New projects probe the human genome

16 May 2005

The National Human Genome Research Institute (NHGRI) in the US has announced a novel initiative to identify the regions of the human genome essential for biological function (see press release). The ENCODE project (ENCyclopedia Of DNA Elements) aims to bring together international researchers from government, industry and academia to study functional elements within the human genome. An initial three-year pilot study will evaluate high-throughput methods to locate and analyse all the functional elements within selected regions of DNA, amounting to approximately 1% of the genome. The long-term aim is to extend this effort to cover the entire genome, establishing a database of the information generated, which is to be made publicly available. The project also intends to compare genomic sequences from humans and a range of animals in order to identify evolutionarily conserved regions, which are more likely to contain sequences with important biological functions.

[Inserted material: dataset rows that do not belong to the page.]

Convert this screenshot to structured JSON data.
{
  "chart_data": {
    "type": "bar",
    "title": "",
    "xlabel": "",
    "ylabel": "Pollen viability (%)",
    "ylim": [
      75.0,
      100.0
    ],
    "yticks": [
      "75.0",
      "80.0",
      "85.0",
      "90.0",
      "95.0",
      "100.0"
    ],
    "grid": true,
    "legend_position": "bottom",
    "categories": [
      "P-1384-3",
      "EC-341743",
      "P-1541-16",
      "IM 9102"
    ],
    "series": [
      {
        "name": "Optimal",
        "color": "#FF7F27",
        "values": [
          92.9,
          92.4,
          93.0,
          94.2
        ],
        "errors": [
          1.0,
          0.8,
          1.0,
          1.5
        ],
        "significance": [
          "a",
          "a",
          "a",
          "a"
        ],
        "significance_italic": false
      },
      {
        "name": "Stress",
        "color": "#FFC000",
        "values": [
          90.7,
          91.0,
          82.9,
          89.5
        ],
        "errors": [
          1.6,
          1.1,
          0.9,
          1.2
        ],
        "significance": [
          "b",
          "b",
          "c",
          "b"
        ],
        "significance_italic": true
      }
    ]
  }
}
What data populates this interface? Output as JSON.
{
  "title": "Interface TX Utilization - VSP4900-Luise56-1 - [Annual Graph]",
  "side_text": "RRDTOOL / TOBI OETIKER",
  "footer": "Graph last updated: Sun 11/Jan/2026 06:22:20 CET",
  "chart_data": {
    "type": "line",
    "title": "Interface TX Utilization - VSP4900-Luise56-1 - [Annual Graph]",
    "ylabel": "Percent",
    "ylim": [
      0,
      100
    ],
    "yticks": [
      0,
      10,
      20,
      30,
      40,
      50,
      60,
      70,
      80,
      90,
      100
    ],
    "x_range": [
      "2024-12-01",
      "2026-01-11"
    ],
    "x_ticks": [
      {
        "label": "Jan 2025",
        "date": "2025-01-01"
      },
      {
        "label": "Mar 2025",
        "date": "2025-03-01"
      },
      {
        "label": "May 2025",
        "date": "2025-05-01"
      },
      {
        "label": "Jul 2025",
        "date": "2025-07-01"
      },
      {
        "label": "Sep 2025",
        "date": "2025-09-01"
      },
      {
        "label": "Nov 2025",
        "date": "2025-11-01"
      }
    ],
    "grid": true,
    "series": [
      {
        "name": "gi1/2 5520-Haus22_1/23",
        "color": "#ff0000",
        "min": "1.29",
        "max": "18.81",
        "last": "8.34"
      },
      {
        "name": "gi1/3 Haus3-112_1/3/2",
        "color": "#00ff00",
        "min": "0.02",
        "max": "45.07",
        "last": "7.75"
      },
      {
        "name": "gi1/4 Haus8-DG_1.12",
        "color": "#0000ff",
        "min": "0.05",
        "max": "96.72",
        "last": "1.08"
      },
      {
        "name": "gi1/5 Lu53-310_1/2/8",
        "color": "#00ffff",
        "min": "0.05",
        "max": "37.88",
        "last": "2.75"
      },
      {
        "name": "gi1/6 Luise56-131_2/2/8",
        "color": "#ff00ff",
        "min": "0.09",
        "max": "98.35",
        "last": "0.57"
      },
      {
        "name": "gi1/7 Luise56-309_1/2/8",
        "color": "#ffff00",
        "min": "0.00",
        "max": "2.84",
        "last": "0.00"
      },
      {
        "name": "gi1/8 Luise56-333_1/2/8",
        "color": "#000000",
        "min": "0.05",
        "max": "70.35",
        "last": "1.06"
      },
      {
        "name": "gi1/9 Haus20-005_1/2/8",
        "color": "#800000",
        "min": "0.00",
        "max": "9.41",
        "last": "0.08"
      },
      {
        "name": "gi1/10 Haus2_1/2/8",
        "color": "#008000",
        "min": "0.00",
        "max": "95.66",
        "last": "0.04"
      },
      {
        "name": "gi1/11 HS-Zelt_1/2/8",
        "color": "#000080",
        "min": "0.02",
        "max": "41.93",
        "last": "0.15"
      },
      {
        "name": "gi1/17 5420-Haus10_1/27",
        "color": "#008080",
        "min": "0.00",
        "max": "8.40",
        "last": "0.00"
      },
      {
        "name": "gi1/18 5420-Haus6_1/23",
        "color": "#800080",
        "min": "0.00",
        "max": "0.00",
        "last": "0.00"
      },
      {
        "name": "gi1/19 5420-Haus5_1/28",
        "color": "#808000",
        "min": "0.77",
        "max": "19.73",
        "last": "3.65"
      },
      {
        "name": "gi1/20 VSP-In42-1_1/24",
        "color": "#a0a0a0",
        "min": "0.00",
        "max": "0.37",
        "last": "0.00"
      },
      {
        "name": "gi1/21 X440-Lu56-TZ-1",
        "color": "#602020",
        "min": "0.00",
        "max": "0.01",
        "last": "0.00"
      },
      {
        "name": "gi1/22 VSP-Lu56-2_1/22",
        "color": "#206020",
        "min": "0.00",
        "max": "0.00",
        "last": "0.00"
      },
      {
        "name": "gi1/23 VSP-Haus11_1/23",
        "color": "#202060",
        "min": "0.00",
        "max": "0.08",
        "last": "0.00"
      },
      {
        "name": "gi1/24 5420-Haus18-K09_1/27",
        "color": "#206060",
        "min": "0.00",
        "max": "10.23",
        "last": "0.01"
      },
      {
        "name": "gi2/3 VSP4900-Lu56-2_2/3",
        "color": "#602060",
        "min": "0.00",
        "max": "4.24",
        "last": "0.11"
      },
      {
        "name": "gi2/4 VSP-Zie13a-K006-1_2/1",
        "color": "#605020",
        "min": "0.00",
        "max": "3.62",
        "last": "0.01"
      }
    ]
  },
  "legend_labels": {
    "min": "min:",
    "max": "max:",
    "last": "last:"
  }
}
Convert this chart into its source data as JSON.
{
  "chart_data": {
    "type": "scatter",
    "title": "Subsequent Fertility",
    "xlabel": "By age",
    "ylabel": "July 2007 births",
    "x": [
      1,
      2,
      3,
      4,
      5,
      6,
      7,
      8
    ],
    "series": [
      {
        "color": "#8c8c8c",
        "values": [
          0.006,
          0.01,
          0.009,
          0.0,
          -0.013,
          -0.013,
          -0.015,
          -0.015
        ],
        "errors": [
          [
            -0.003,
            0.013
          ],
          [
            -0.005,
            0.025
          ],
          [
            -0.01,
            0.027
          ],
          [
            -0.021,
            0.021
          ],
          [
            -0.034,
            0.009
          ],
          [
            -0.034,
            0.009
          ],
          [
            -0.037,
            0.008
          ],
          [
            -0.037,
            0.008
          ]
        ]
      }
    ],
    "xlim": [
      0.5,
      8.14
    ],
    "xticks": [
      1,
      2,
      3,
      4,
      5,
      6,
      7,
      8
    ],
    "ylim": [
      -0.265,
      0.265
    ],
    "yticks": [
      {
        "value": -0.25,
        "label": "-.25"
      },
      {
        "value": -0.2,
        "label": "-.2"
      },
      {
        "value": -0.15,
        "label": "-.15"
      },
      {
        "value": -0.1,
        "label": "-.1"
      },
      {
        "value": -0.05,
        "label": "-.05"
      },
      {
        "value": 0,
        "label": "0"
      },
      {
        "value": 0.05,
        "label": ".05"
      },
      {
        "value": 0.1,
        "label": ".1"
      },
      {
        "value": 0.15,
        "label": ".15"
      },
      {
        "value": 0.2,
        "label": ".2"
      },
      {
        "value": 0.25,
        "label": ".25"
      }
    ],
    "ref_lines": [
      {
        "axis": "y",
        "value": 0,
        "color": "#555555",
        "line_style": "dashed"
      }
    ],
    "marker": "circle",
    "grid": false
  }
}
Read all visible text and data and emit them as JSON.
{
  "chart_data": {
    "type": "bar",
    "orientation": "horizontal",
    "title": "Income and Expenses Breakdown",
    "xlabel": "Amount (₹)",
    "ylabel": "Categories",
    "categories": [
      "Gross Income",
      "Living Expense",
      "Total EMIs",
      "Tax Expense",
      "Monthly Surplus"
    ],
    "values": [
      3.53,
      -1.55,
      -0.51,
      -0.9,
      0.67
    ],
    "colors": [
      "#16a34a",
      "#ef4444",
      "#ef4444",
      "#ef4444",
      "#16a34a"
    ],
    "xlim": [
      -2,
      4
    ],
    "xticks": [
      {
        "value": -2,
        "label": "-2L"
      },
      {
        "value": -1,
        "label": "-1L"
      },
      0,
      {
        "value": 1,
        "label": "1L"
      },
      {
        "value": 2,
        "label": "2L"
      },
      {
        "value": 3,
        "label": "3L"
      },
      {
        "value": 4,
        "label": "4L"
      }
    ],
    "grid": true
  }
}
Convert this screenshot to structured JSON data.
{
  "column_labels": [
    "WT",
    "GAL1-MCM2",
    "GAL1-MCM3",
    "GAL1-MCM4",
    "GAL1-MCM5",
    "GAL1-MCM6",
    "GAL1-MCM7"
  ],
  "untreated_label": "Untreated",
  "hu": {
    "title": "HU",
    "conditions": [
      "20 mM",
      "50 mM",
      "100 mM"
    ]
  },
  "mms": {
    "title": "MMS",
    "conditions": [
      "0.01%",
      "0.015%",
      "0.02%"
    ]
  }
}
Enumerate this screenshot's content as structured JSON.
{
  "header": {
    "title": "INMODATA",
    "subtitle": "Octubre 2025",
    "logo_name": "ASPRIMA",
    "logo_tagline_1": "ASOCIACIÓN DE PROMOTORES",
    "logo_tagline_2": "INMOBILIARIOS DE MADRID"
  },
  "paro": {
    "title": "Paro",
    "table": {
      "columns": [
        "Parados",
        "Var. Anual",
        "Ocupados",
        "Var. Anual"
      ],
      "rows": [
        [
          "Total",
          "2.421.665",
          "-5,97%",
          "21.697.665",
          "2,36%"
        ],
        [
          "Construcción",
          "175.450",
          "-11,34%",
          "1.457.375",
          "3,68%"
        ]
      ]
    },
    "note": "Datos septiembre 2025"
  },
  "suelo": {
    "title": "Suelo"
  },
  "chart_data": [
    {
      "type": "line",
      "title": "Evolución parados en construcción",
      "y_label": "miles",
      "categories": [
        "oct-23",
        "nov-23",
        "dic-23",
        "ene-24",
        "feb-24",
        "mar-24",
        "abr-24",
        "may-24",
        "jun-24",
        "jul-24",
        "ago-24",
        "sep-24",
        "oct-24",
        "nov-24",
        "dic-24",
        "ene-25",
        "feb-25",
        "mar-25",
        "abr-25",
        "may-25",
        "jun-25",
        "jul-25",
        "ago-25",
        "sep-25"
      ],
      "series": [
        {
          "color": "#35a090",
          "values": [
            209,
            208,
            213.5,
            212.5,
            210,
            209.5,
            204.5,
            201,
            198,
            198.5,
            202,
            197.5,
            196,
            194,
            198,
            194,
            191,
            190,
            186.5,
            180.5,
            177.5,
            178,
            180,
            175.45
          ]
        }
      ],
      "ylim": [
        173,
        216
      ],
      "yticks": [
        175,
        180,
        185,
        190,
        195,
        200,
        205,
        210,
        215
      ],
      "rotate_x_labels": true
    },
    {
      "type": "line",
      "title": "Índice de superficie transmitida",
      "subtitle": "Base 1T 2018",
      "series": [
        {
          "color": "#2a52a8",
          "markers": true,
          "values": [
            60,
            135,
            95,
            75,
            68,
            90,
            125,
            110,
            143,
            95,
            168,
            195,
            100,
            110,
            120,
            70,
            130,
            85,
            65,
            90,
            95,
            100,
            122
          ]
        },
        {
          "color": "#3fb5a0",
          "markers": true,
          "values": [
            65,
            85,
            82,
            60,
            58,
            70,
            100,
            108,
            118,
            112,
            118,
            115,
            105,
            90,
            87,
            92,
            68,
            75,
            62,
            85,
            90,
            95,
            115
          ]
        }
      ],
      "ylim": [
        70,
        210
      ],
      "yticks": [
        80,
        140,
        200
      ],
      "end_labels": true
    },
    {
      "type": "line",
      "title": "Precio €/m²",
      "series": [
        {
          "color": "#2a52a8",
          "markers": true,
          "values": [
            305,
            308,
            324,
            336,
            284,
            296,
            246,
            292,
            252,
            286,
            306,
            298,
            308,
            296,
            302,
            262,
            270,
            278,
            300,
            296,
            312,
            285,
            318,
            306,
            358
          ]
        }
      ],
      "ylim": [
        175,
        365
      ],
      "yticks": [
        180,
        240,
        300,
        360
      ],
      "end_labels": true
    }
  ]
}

In the same week, German-based company Epigenomics AG and the Wellcome Trust Sanger Institute (Hinxton, UK) have announced an agreement to fund and initiate the Human Epigenome Project (HEP), following a pilot study funded by the EU; see press release. The aim of the five-year project is to map DNA methylation sites in the human genome; methylation is a crucial mechanism for regulating gene expression. DNA methylation is essential for the normal development and function of our bodies, and altered patterns of methylation are thought to be important in cancer and other diseases, and in the ageing process. The HEP is intended to increase current understanding of gene regulation in health and disease. The collaboration combines high-throughput methylation analysis by Epigenomics with sequencing by the Sanger Institute; data generated will be combined with the human genome sequence and publicly released.